Qu’est-ce que la conscience ?
Il ne s’agit pas là des seules difficultés auxquelles la science fait face. Dans le domaine des neurosciences, la question de la conscience elle aussi reste une énigme pleine et entière. Pour le courant de pensée dominant, la façon dont la conscience « émergerait » de l’activité du cerveau est irrésolue. C’est ce que le philosophe David Chalmers a appelé le « problème difficile » de la conscience. Mais penser que la conscience émerge de l’activité cérébrale est en soi un biais considérable, car bien des données incitent à penser que le cerveau agirait bien plus probablement comme le filtre ou la valve de réduction d’un vaste champ de conscience afin de nous permettre de faire l’expérience de la réalité matérielle. Les vécus de « conscience étendue » de multiples natures, du voyage chamanique aux perceptions extrasensorielles, en sont des illustrations. L’épistémologue et physicien Michel Bitbol a lui aussi montré dans un ouvrage récent et magistral (La conscience a-t-elle une origine ?) que le problème de la conscience se heurte à un mur d’incomplétude. Pour comprendre la conscience, nous n’avons en effet qu’un seul outil qui est la conscience elle-même. Toute notre expérience du monde se rapporte en effet à la conscience et comment celle-ci pourrait-elle prétendre se saisir pleinement d’elle-même ? Dans la quête d’une compréhension complète de la conscience, un incontournable « point aveugle » se dresse sur la route. Seule une méta ou supra-conscience peut comprendre la conscience. A peine pouvons-nous comprendre la conscience « ordinaire » à partir de ses états extraordinaires : états modifiés de conscience, états de conscience minimale, locked-in syndrom, etc. mais quant à comprendre la totalité de ces états et obtenir une image globale de ce qu’est la conscience, nous en sommes très loin.

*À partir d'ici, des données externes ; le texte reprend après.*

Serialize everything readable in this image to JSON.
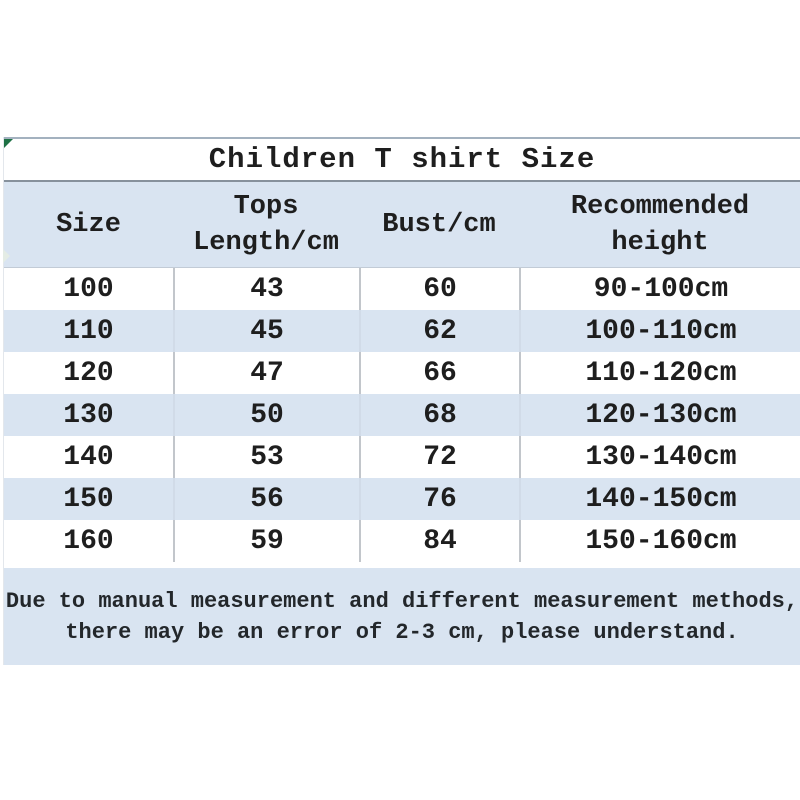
{
  "title": "Children T shirt Size",
  "table": {
    "headers": [
      [
        "Size"
      ],
      [
        "Tops",
        "Length/cm"
      ],
      [
        "Bust/cm"
      ],
      [
        "Recommended",
        "height"
      ]
    ],
    "rows": [
      [
        "100",
        "43",
        "60",
        "90-100cm"
      ],
      [
        "110",
        "45",
        "62",
        "100-110cm"
      ],
      [
        "120",
        "47",
        "66",
        "110-120cm"
      ],
      [
        "130",
        "50",
        "68",
        "120-130cm"
      ],
      [
        "140",
        "53",
        "72",
        "130-140cm"
      ],
      [
        "150",
        "56",
        "76",
        "140-150cm"
      ],
      [
        "160",
        "59",
        "84",
        "150-160cm"
      ]
    ]
  },
  "footer": {
    "line1": "Due to manual measurement and different measurement methods,",
    "line2": "there may be an error of 2-3 cm, please understand."
  },
  "colors": {
    "band_blue": "#d9e4f1",
    "marker_green": "#1e7145",
    "border_gray": "#87919c",
    "text": "#1e1e1e"
  },
  "icons": {
    "corner_marker": "green-triangle-icon"
  }
}
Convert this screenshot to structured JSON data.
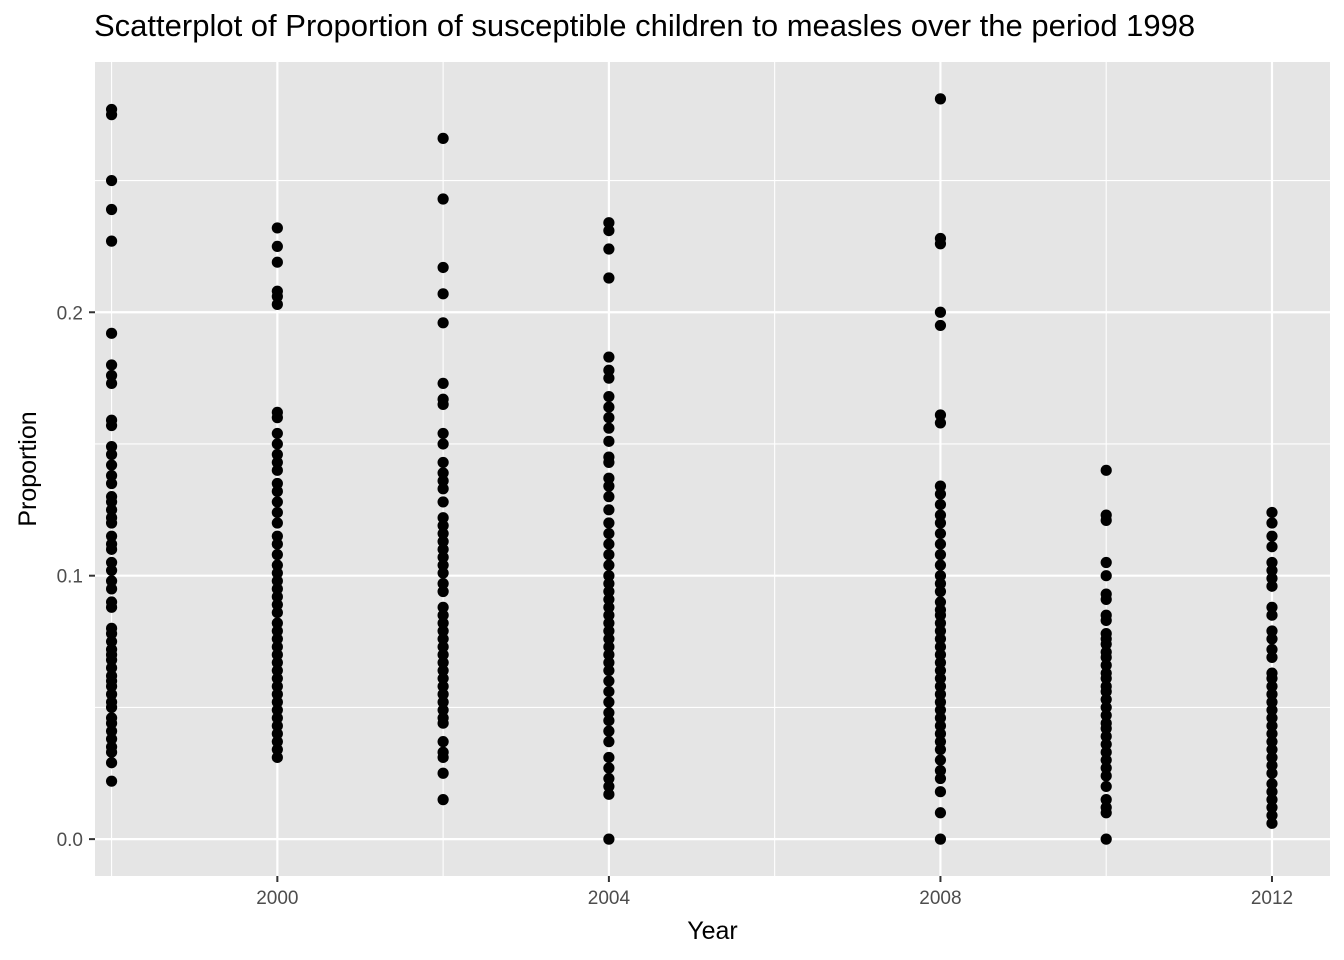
{
  "chart_data": {
    "type": "scatter",
    "title": "Scatterplot of Proportion of susceptible children to measles over the period 1998",
    "xlabel": "Year",
    "ylabel": "Proportion",
    "xlim": [
      1997.8,
      2012.7
    ],
    "ylim": [
      -0.014,
      0.295
    ],
    "x_ticks": [
      2000,
      2004,
      2008,
      2012
    ],
    "x_tick_labels": [
      "2000",
      "2004",
      "2008",
      "2012"
    ],
    "y_ticks": [
      0.0,
      0.1,
      0.2
    ],
    "y_tick_labels": [
      "0.0",
      "0.1",
      "0.2"
    ],
    "grid": true,
    "panel_background": "#e5e5e5",
    "grid_color": "#ffffff",
    "point_color": "#000000",
    "series": [
      {
        "x": 1998,
        "values": [
          0.277,
          0.275,
          0.25,
          0.239,
          0.227,
          0.192,
          0.18,
          0.176,
          0.173,
          0.159,
          0.157,
          0.149,
          0.146,
          0.142,
          0.138,
          0.135,
          0.13,
          0.128,
          0.125,
          0.122,
          0.12,
          0.115,
          0.112,
          0.11,
          0.105,
          0.102,
          0.098,
          0.095,
          0.09,
          0.088,
          0.08,
          0.078,
          0.075,
          0.072,
          0.07,
          0.068,
          0.065,
          0.062,
          0.06,
          0.058,
          0.055,
          0.052,
          0.05,
          0.046,
          0.044,
          0.041,
          0.038,
          0.035,
          0.033,
          0.029,
          0.022
        ]
      },
      {
        "x": 2000,
        "values": [
          0.232,
          0.225,
          0.219,
          0.208,
          0.206,
          0.203,
          0.162,
          0.16,
          0.154,
          0.15,
          0.146,
          0.143,
          0.14,
          0.135,
          0.132,
          0.128,
          0.124,
          0.12,
          0.115,
          0.112,
          0.108,
          0.104,
          0.101,
          0.098,
          0.095,
          0.092,
          0.089,
          0.086,
          0.082,
          0.079,
          0.076,
          0.073,
          0.07,
          0.067,
          0.064,
          0.061,
          0.058,
          0.055,
          0.052,
          0.049,
          0.046,
          0.043,
          0.04,
          0.037,
          0.034,
          0.031
        ]
      },
      {
        "x": 2002,
        "values": [
          0.266,
          0.243,
          0.217,
          0.207,
          0.196,
          0.173,
          0.167,
          0.165,
          0.154,
          0.15,
          0.143,
          0.139,
          0.136,
          0.133,
          0.128,
          0.122,
          0.119,
          0.116,
          0.113,
          0.11,
          0.107,
          0.104,
          0.101,
          0.097,
          0.094,
          0.088,
          0.085,
          0.082,
          0.079,
          0.076,
          0.073,
          0.07,
          0.067,
          0.064,
          0.061,
          0.058,
          0.055,
          0.052,
          0.049,
          0.046,
          0.044,
          0.037,
          0.033,
          0.031,
          0.025,
          0.015
        ]
      },
      {
        "x": 2004,
        "values": [
          0.234,
          0.231,
          0.224,
          0.213,
          0.183,
          0.178,
          0.175,
          0.168,
          0.164,
          0.16,
          0.156,
          0.151,
          0.145,
          0.143,
          0.137,
          0.134,
          0.13,
          0.125,
          0.12,
          0.116,
          0.112,
          0.108,
          0.104,
          0.1,
          0.097,
          0.094,
          0.091,
          0.088,
          0.085,
          0.082,
          0.079,
          0.076,
          0.073,
          0.07,
          0.067,
          0.064,
          0.06,
          0.056,
          0.052,
          0.048,
          0.045,
          0.041,
          0.037,
          0.031,
          0.027,
          0.023,
          0.02,
          0.017,
          0.0
        ]
      },
      {
        "x": 2008,
        "values": [
          0.281,
          0.228,
          0.226,
          0.2,
          0.195,
          0.161,
          0.158,
          0.134,
          0.131,
          0.127,
          0.123,
          0.12,
          0.116,
          0.112,
          0.108,
          0.104,
          0.1,
          0.097,
          0.094,
          0.09,
          0.087,
          0.085,
          0.082,
          0.079,
          0.076,
          0.073,
          0.07,
          0.067,
          0.064,
          0.061,
          0.058,
          0.055,
          0.052,
          0.049,
          0.046,
          0.043,
          0.04,
          0.037,
          0.034,
          0.03,
          0.026,
          0.023,
          0.018,
          0.01,
          0.0
        ]
      },
      {
        "x": 2010,
        "values": [
          0.14,
          0.123,
          0.121,
          0.105,
          0.1,
          0.093,
          0.091,
          0.085,
          0.083,
          0.078,
          0.076,
          0.074,
          0.071,
          0.069,
          0.066,
          0.063,
          0.061,
          0.058,
          0.056,
          0.053,
          0.05,
          0.047,
          0.044,
          0.042,
          0.039,
          0.036,
          0.033,
          0.03,
          0.027,
          0.024,
          0.02,
          0.015,
          0.012,
          0.01,
          0.0
        ]
      },
      {
        "x": 2012,
        "values": [
          0.124,
          0.12,
          0.115,
          0.111,
          0.105,
          0.102,
          0.099,
          0.096,
          0.088,
          0.085,
          0.079,
          0.076,
          0.072,
          0.069,
          0.063,
          0.061,
          0.058,
          0.055,
          0.052,
          0.049,
          0.046,
          0.043,
          0.04,
          0.037,
          0.034,
          0.031,
          0.028,
          0.025,
          0.021,
          0.018,
          0.015,
          0.012,
          0.009,
          0.006
        ]
      }
    ]
  }
}
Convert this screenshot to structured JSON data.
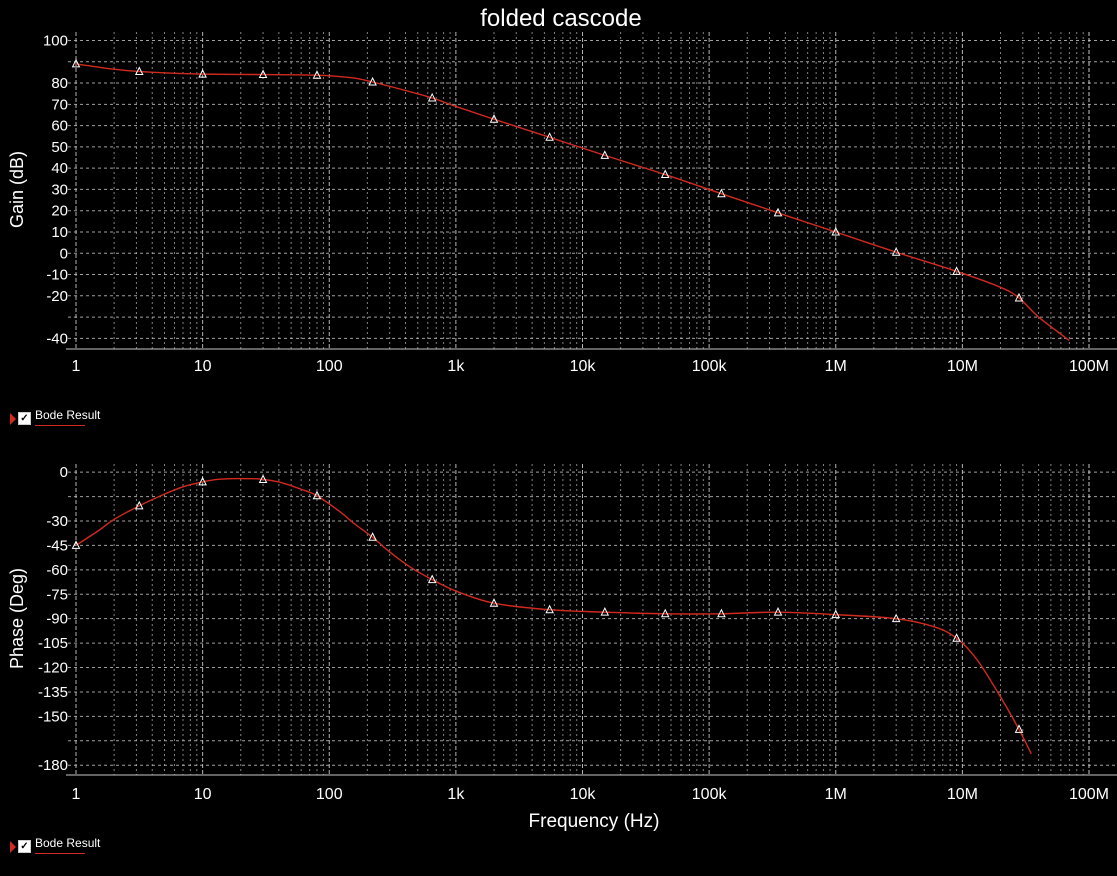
{
  "colors": {
    "background": "#000000",
    "grid": "#c8c8c8",
    "trace": "#d22a1e",
    "text": "#ffffff"
  },
  "legend": {
    "label": "Bode Result",
    "checked": true,
    "checkbox_icon": "checkmark-icon",
    "marker_icon": "red-triangle-marker-icon"
  },
  "chart_data": [
    {
      "type": "line",
      "title": "folded cascode",
      "xlabel": "",
      "ylabel": "Gain (dB)",
      "xscale": "log",
      "xlim": [
        1,
        100000000
      ],
      "ylim": [
        -45,
        104
      ],
      "grid": true,
      "xtick_labels": [
        "1",
        "10",
        "100",
        "1k",
        "10k",
        "100k",
        "1M",
        "10M",
        "100M"
      ],
      "ytick_labels": [
        "100",
        "80",
        "70",
        "60",
        "50",
        "40",
        "30",
        "20",
        "10",
        "0",
        "-10",
        "-20",
        "-40"
      ],
      "ytick_values": [
        100,
        80,
        70,
        60,
        50,
        40,
        30,
        20,
        10,
        0,
        -10,
        -20,
        -40
      ],
      "series": [
        {
          "name": "Bode Result",
          "x": [
            1,
            2,
            3,
            5,
            10,
            30,
            80,
            150,
            220,
            400,
            650,
            1000,
            2000,
            5500,
            15000,
            45000,
            125000,
            350000,
            1000000,
            3000000,
            9000000,
            20000000,
            28000000,
            40000000,
            70000000
          ],
          "y": [
            89,
            86.5,
            85.5,
            84.8,
            84.2,
            84,
            83.7,
            82.5,
            80.5,
            76.5,
            73,
            69,
            63,
            54.5,
            46,
            37,
            28,
            19,
            10,
            0.5,
            -8.5,
            -16,
            -21,
            -30,
            -41
          ]
        }
      ],
      "marker_x": [
        1,
        3.16,
        10,
        30,
        80,
        220,
        650,
        2000,
        5500,
        15000,
        45000,
        125000,
        350000,
        1000000,
        3000000,
        9000000,
        28000000
      ]
    },
    {
      "type": "line",
      "title": "",
      "xlabel": "Frequency (Hz)",
      "ylabel": "Phase (Deg)",
      "xscale": "log",
      "xlim": [
        1,
        100000000
      ],
      "ylim": [
        -186,
        5
      ],
      "grid": true,
      "xtick_labels": [
        "1",
        "10",
        "100",
        "1k",
        "10k",
        "100k",
        "1M",
        "10M",
        "100M"
      ],
      "ytick_labels": [
        "0",
        "-30",
        "-45",
        "-60",
        "-75",
        "-90",
        "-105",
        "-120",
        "-135",
        "-150",
        "-180"
      ],
      "ytick_values": [
        0,
        -30,
        -45,
        -60,
        -75,
        -90,
        -105,
        -120,
        -135,
        -150,
        -180
      ],
      "series": [
        {
          "name": "Bode Result",
          "x": [
            1,
            1.5,
            2,
            3.2,
            5,
            7,
            10,
            13,
            17,
            22,
            28,
            40,
            60,
            80,
            120,
            160,
            220,
            300,
            450,
            650,
            1000,
            2000,
            5500,
            15000,
            45000,
            125000,
            350000,
            1000000,
            3000000,
            6000000,
            9000000,
            13000000,
            20000000,
            28000000,
            35000000
          ],
          "y": [
            -45,
            -36,
            -29,
            -20.5,
            -13.5,
            -9,
            -6,
            -4.5,
            -4,
            -4,
            -4.2,
            -6,
            -10.5,
            -14.5,
            -24,
            -32,
            -40,
            -49,
            -59,
            -66,
            -73,
            -80.5,
            -84.5,
            -86,
            -87,
            -87,
            -86,
            -87.5,
            -90,
            -95,
            -102,
            -115,
            -138,
            -158,
            -173
          ]
        }
      ],
      "marker_x": [
        1,
        3.16,
        10,
        30,
        80,
        220,
        650,
        2000,
        5500,
        15000,
        45000,
        125000,
        350000,
        1000000,
        3000000,
        9000000,
        28000000
      ]
    }
  ]
}
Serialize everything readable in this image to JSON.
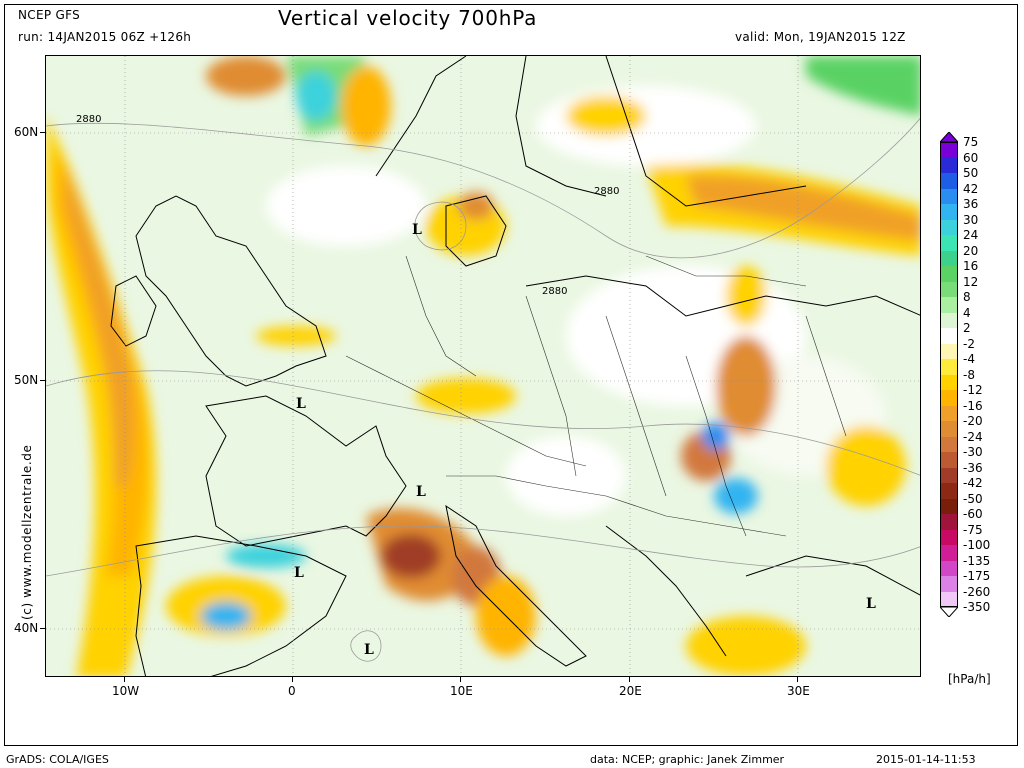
{
  "header": {
    "model": "NCEP GFS",
    "run": "run: 14JAN2015 06Z +126h",
    "title": "Vertical velocity 700hPa",
    "valid": "valid: Mon, 19JAN2015 12Z"
  },
  "side_credit": "(c) www.modellzentrale.de",
  "axes": {
    "lat_labels": [
      "60N",
      "50N",
      "40N"
    ],
    "lon_labels": [
      "10W",
      "0",
      "10E",
      "20E",
      "30E"
    ]
  },
  "map": {
    "contour_labels": [
      "2880",
      "2880",
      "2880"
    ],
    "low_markers": [
      "L",
      "L",
      "L",
      "L",
      "L",
      "L"
    ]
  },
  "colorbar": {
    "units": "[hPa/h]",
    "labels": [
      "75",
      "60",
      "50",
      "42",
      "36",
      "30",
      "24",
      "20",
      "16",
      "12",
      "8",
      "4",
      "2",
      "-2",
      "-4",
      "-8",
      "-12",
      "-16",
      "-20",
      "-24",
      "-30",
      "-36",
      "-42",
      "-50",
      "-60",
      "-75",
      "-100",
      "-135",
      "-175",
      "-260",
      "-350"
    ],
    "colors": [
      "#7a00d8",
      "#2a2ad8",
      "#1e5ee6",
      "#2a8ef0",
      "#32b4f0",
      "#3cd2dc",
      "#3ce6b4",
      "#3cd28c",
      "#5ad264",
      "#78dc78",
      "#aaf0a0",
      "#dcf5d2",
      "#ffffff",
      "#fff6b4",
      "#ffeb3c",
      "#ffd200",
      "#ffb400",
      "#f0a028",
      "#e08c32",
      "#d2783c",
      "#be5a32",
      "#a03c28",
      "#8c2814",
      "#781e0a",
      "#a0143c",
      "#c80a64",
      "#d21e96",
      "#d246c8",
      "#dc82e6",
      "#f0c8f5"
    ]
  },
  "footer": {
    "left": "GrADS: COLA/IGES",
    "center": "data: NCEP; graphic: Janek Zimmer",
    "right": "2015-01-14-11:53"
  }
}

En amont, ou en-deçà, de la conscience réflexive, celle par laquelle nous pensons et savons que nous existons, se trouve la conscience primale, fondamentale, qui est simplement la conscience d’être, explique Michel Bitbol. De façon tout à fait intéressante, cette réflexion philosophique qui emprunte à la phénoménologie rejoint les conceptions orientales de la conscience, celles qui viennent de l’hindouisme, du bouddhisme et d’autres traditions spirituelles. On y parle de « conscience pure », de « claire lumière », d’états d’être sans forme ni pensée. Cette simple conscience d’être est également mise en avant par des enseignants contemporains tels qu’Eckart Tolle ou Jeff Foster qui nous appellent seulement à être présents, dans l’instant, sans jugement ni projection d’aucune sorte. Parvenir à vivre ainsi correspond à ce que les traditions nomment l’éveil.